Figure 3. Calcium-dependent, sensitised D2-autoreceptor responses in SN DA neurons from juvenile Cav1.3 KO mice are mediated by T-type Ca²⁺ channels and the neuronal calcium sensor NCS-1.

Dopamine D2-AR experiments and SN DA data presentation are similar to that for Fig. 2. (a) Experiments in the presence of 10 mM EGTA (whole-cell current clamp), to buffer free internal Ca²⁺ in SN DA neurons from juvenile WT (n = 6) and Cav1.3 KO (n = 7) mice. (b) Experiments in the presence of either DNIP (yellow, D2/NCS-1 interacting peptide) or scrambled DNIP (as controls, blue, srDNIP) to block D2-AR/NCS-1 interactions in SN DA neurons from juvenile Cav1.3 KO mice (DNIP: n = 11; srDNIP: n = 10, perforated patch or on-cell recordings).
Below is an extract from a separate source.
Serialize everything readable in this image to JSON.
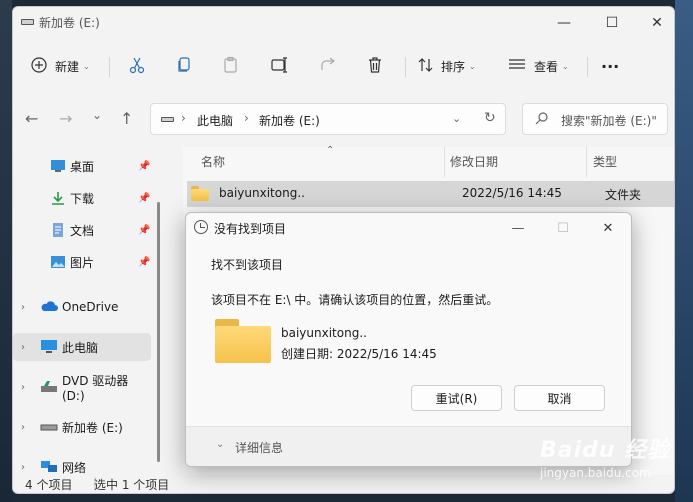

Mean basal pacemaker frequencies were not affected by DNIP (see Table 1). (c) Experiments in the presence of the T-type Ca²⁺ channel blocker Z941 (10 μM; purple bar, perforated patch) in SN DA neurons from juvenile WT (n = 10) and Cav1.3 KO (n = 8). (d) Activity of SN DA neurons from (a–c) (and from Fig. 2a) at the last minute of dopamine application (min 15). Note that buffering of free internal Ca²⁺ (EGTA) is inducing prominent D2-AR desensitisation in both SN DA neurons from juvenile WT and KO mice, while DNIP (but not srDNIP), as well as Z941, both introduce WT-like D2-AR desensitisation in SN DA neurons from juvenile Cav1.3 KO mice. All data are shown as mean ± SEM, WT data in black and KO data in green. Significant differences are marked by asterisks. Data values and statistics are detailed in Table 1.